Previous to DNA information, the movement and ancestry of the Ashkenazi (Eastern European Jewish people) have been well known. Transiting from Italy, concentrating in the upper Rhineland, at the time when Charlemagne invited them around 800. They grew in number there, and spoke a language partially Hebrew and partially German called Yiddish. They wrote that language in the Hebrew alphabet.

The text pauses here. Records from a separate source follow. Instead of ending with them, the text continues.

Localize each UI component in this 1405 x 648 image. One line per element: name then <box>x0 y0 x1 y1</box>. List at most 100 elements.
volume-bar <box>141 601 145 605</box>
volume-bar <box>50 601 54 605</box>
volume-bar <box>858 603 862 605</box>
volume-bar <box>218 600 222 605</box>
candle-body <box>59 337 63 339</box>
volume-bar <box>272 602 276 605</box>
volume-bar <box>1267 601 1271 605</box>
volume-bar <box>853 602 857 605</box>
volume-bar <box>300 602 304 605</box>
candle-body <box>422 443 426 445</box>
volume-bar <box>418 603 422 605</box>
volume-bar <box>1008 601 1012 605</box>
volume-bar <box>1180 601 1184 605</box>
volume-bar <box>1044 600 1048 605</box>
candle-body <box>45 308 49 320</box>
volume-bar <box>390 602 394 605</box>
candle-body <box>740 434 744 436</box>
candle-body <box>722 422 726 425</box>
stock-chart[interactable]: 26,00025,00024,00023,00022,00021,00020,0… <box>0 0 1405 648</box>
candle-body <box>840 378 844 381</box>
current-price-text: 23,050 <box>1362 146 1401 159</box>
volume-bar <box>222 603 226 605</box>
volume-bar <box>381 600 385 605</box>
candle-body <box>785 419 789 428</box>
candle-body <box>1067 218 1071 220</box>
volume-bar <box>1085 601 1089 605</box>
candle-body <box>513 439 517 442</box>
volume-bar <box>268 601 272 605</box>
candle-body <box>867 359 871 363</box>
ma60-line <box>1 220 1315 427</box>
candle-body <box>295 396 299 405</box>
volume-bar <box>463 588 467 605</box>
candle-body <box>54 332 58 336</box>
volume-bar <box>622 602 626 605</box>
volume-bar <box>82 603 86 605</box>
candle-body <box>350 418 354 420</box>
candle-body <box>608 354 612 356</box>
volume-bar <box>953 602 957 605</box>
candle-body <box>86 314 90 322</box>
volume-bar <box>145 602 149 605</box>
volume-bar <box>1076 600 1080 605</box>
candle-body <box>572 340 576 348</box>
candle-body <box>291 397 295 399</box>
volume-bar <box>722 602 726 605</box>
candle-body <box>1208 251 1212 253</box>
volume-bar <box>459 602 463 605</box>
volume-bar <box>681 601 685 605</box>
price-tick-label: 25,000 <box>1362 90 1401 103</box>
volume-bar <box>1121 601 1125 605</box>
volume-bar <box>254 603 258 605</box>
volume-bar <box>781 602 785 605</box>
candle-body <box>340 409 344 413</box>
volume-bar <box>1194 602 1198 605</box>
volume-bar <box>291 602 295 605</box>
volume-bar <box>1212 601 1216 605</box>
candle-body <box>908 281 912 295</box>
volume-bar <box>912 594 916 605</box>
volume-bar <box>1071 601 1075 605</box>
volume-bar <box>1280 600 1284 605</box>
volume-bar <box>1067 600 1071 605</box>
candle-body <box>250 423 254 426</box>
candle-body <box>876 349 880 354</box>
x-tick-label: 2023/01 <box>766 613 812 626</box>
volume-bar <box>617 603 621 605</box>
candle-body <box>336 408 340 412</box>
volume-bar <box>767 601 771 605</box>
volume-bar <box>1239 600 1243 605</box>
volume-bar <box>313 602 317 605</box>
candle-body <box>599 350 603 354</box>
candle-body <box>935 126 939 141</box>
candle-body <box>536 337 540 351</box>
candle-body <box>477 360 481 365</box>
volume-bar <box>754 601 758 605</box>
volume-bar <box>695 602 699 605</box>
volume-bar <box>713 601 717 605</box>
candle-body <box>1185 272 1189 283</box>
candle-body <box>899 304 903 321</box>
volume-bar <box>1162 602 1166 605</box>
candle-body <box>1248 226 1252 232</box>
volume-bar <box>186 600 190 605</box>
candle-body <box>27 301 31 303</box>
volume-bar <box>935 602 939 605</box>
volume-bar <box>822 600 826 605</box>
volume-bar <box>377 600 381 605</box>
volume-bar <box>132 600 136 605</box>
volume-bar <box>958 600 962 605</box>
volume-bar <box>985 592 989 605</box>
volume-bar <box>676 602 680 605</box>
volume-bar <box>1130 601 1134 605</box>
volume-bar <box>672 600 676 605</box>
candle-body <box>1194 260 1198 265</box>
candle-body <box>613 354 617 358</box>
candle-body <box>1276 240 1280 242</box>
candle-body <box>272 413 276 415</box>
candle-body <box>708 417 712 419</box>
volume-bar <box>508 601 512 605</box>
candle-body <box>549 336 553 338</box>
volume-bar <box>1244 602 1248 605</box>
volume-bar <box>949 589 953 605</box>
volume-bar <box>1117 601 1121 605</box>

At the time of the first Crusade in 1095 there were massacres and expulsions against Jews in the Rhineland area. At the same time the large Lithuanian Empire, later the combined Polish Lithuanian nation, wanted Jewish immigration. The Ashkenazi people moved in mass from Germany and France to what would later become the Baltics, Poland, Ukraine, Belorus, Moldava, and other nearby areas.

The Khazars, whose nobility converted to Judiasm in the 900’s, were never converted in large numbers, and were not an existing Jewish nationality by the time that Jews moved to that region in the 1100’s. People who try to deny a Jewish connection to Israel often bring up the Khazars.

DNA analysis shows not only Jewish ancestry by Ashkenazim, but also for those who are Cohens (paternally descended from Moses’s brother Aaron), a unique marker.

Ashkenazi Jewish traditions, and ancient Rabbis often quoted, show the places as well. Moving between the places described above.

Furthermore, half of the Israeli Jewish population is Sephardic, who lived in areas from Spain to Iran, and maintained their religion through many centuries of Islamic rule. They were all forced to leave their homes after Israel was created. They didn’t become refugees, demanding to recover their homes in Arab lands. Instead they helped build a new nation in Israel.